Então eu entendo que essa portaria retrocede a nossa educação estadual, faz com que os estudantes estejam perdendo conteúdo, perdendo compromisso com a educação e a gente tenha uma rede mais fragilizada, uma falsa aprovação, um falso sucesso escolar, quando, na verdade, a gente não tem aprendizagem real. É uma medida que retrocede e que traz prejuízo para a nossa rede estadual.

PSRM Essa metodologia já foi adotada há quase 30 anos. Por que considera um retrocesso retomar essa prática?

BRUNO VITAL Nós temos progressões que vêm acontecendo já na rede e nós sabemos que não acontecem a contento, pela falta de reposição desse conteúdo na prática no ano seguinte. O estudante, por exemplo, do nono ano do ensino fundamental, pode hoje já ficar em três disciplinas e ser aprovado em regime de progressão.

O que a gente tem, na verdade, é esse estudante não tendo essa reposição acontecendo. Porque o ideal era que ele pudesse avançar e que ele pudesse, de fato, estudar, cursar a disciplina novamente e fazer as avaliações para poder, de fato, ser aprovado. Na prática, isso não acontece porque esse estudante não chega no contraturno na escola, por exemplo, para cursar essa disciplina, não retorna para a escola anterior.

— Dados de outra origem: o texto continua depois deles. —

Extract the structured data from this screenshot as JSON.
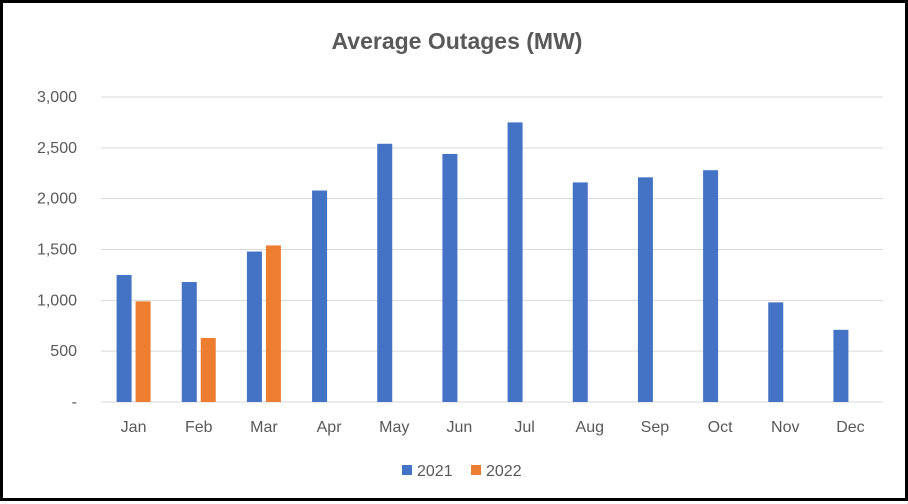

PSRM Qual seria a alternativa para garantir a aprendizagem?

BRUNO VITAL O que o Estado precisaria fazer era garantir que aquele estudante, já no início do ano, quando está com prejuízo de aprendizagem, já nos primeiros bimestres, esse aluno fosse observado e pudesse ter um reforço escolar, de forma que ele pudesse atingir aquele conhecimento que ele não conseguiu até ali, dentro do próprio ano letivo.

Por exemplo, o aluno é do nono ano do ensino fundamental e está com dificuldade em matemática – no primeiro bimestre ele tirou uma nota baixa. Se houvesse um compromisso com essa aprendizagem, a partir daí já esse estudante teria um reforço para que ele pudesse chegar ao final do ano, no quarto bimestre, com suas notas recuperadas, com o conhecimento adquirido. Isso seria, de fato, compromisso com a aprendizagem.

PSRM Essa medida será adotada apenas na rede pública. Isso criará disparidades com a rede privada?

BRUNO VITAL Com certeza. Hoje, na prática, os estudantes da rede privada que têm dificuldade, como seus pais também têm recursos, eles geralmente contratam professores particulares, colocam o aluno no reforço. É por isso que eles conseguem progredir, que eles conseguem passar de ano, exatamente porque têm o reforço para poder avançar.

O estudante da rede pública já não tem isso. Temos diversos cenários no estado – o estudante que mora no interior, por exemplo, não tem como estar os dois turnos na escola, o estado não garante um ônibus para ele estar no contraturno.

O ideal era que a rede construísse uma rede de apoio para esses estudantes, com outros profissionais, com outros professores, ou ampliando a carga horária dos nossos professores para eles ficarem no contraturno trabalhando, dando reforço escolar. Aí sim a gente teria a equiparação entre as redes.

Já temos disparidades hoje e a medida vai aprofundar a desigualdade entre a rede privada e a rede pública, oficializando essa defasagem como se ela fosse correta, por essa metodologia de aprovação que o Estado vai criar.

PSRM E qual o impacto dessa medida na vida do educador?

BRUNO VITAL A gente tem escutado relatos dos professores de muito desagrado com a medida, exatamente porque ela cria a ideia de que não é importante o trabalho que o professor realiza, já que o estudante não precisa passar na disciplina. Vai criar, sim, na rede esse sentimento de desvalorização do trabalho docente.

Essa prática vai fazer com que esses estudantes passem de ano sem terem aprendido, sem terem nem compromisso com a aprendizagem deles mesmos, porque eles sabem que podem reprovar e mesmo assim vão passar de ano.